When asked in October about undercover army agents, Defence Minister James Heappey told Parliament: “Two specialist units within the Armed Forces, and each of the three Service Police forces, have CHIS [covert human intelligence source] handling capabilities utilising appropriately trained personnel.”

However, Heappey would not be drawn on how many such agents had been run by the army in the last five years, nor which countries they had operated in.

The secrecy suggests that the two units allowed to run agents are special forces squads like the army’s Special Air Service (SAS) and the navy’s Special Boat Squadron (SBS), rather than the army intelligence corps which used to run the FRU.

“The army intelligence corps are pretty much despised by people like the SAS, who I’ve worked with,” Currums said. “MI5 and MI6 wanted nothing to do with them, nor did the Army element of BRIXMIS. They just thought the FRU were amateurs, which they were, they were cowboys.”

An army intelligence corps veteran who served in Northern Ireland in the mid-1990s told Declassified there had been a “massive sea change in how things were managed and run” compared to the 1980s.

The veteran, who asked not to be named, served in a general intelligence role and remembers encountering the more specialist FRU, which had been renamed as the Joint Support Group (JSG).

“They were really professional,” the veteran commented on the JSG. “The legacy stuff beforehand – there were obviously lots of things the military should not have done – cowboy type operations.
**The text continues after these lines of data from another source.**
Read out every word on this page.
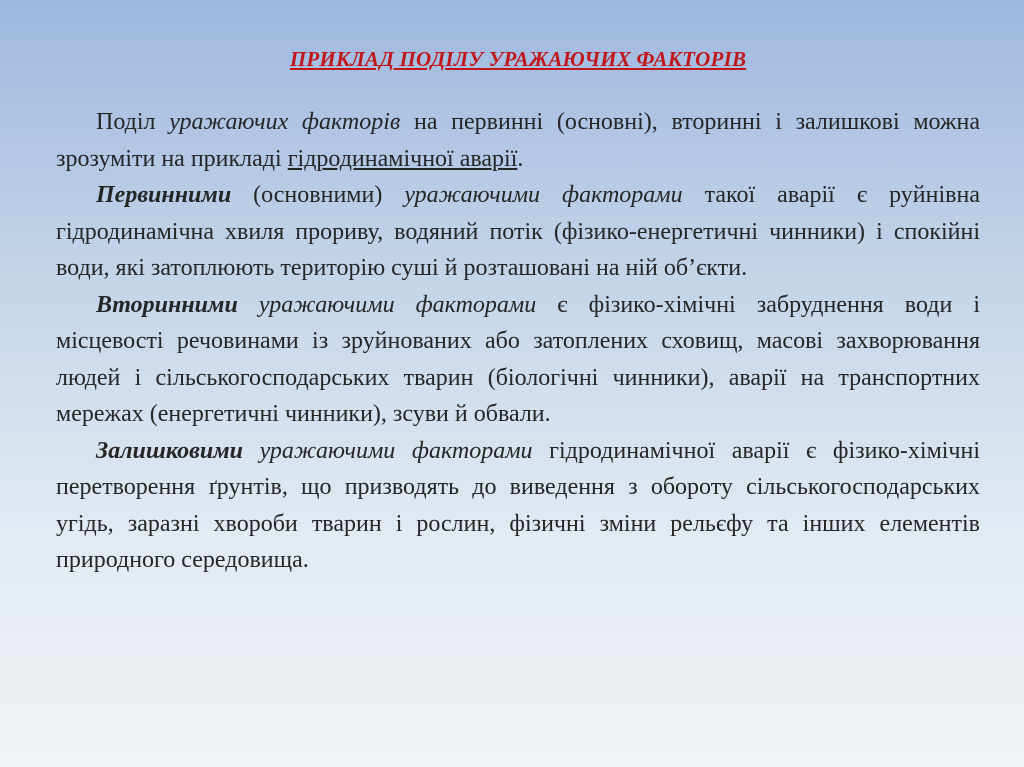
ПРИКЛАД ПОДІЛУ УРАЖАЮЧИХ ФАКТОРІВ

Поділ уражаючих факторів на первинні (основні), вторинні і залишкові можна зрозуміти на прикладі гідродинамічної аварії.

Первинними (основними) уражаючими факторами такої аварії є руйнівна гідродинамічна хвиля прориву, водяний потік (фізико-енергетичні чинники) і спокійні води, які затоплюють територію суші й розташовані на ній об’єкти.

Вторинними уражаючими факторами є фізико-хімічні забруднення води і місцевості речовинами із зруйнованих або затоплених сховищ, масові захворювання людей і сільськогосподарських тварин (біологічні чинники), аварії на транспортних мережах (енергетичні чинники), зсуви й обвали.

Залишковими уражаючими факторами гідродинамічної аварії є фізико-хімічні перетворення ґрунтів, що призводять до виведення з обороту сільськогосподарських угідь, заразні хвороби тварин і рослин, фізичні зміни рельєфу та інших елементів природного середовища.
That’s a word you can use to describe it.

“But by the early 1990s I think the military learnt an awful lot of lessons. I felt part of a very professionally run organisation that had lots of policies and procedures and protocols in place to stop people being cowboys. You just couldn’t do it.

“The intelligence corps I was in was completely different from what it was before I joined. We had lots of training with lawyers saying what you can and can’t do, we even had lessons about whistle-blowing and how to raise concerns.”

Declassified asked Operation Kenova whether it had spoken to several of the army officers mentioned in this article. It responded by saying it “wouldn’t comment on individuals at this stage”. Boutcher has committed to delivering “a public-facing report” when his investigation concludes.

A spokesperson for the Ministry of Defence said: “We are assisting the police in their investigation. As the investigation is ongoing it would be inappropriate to comment further.”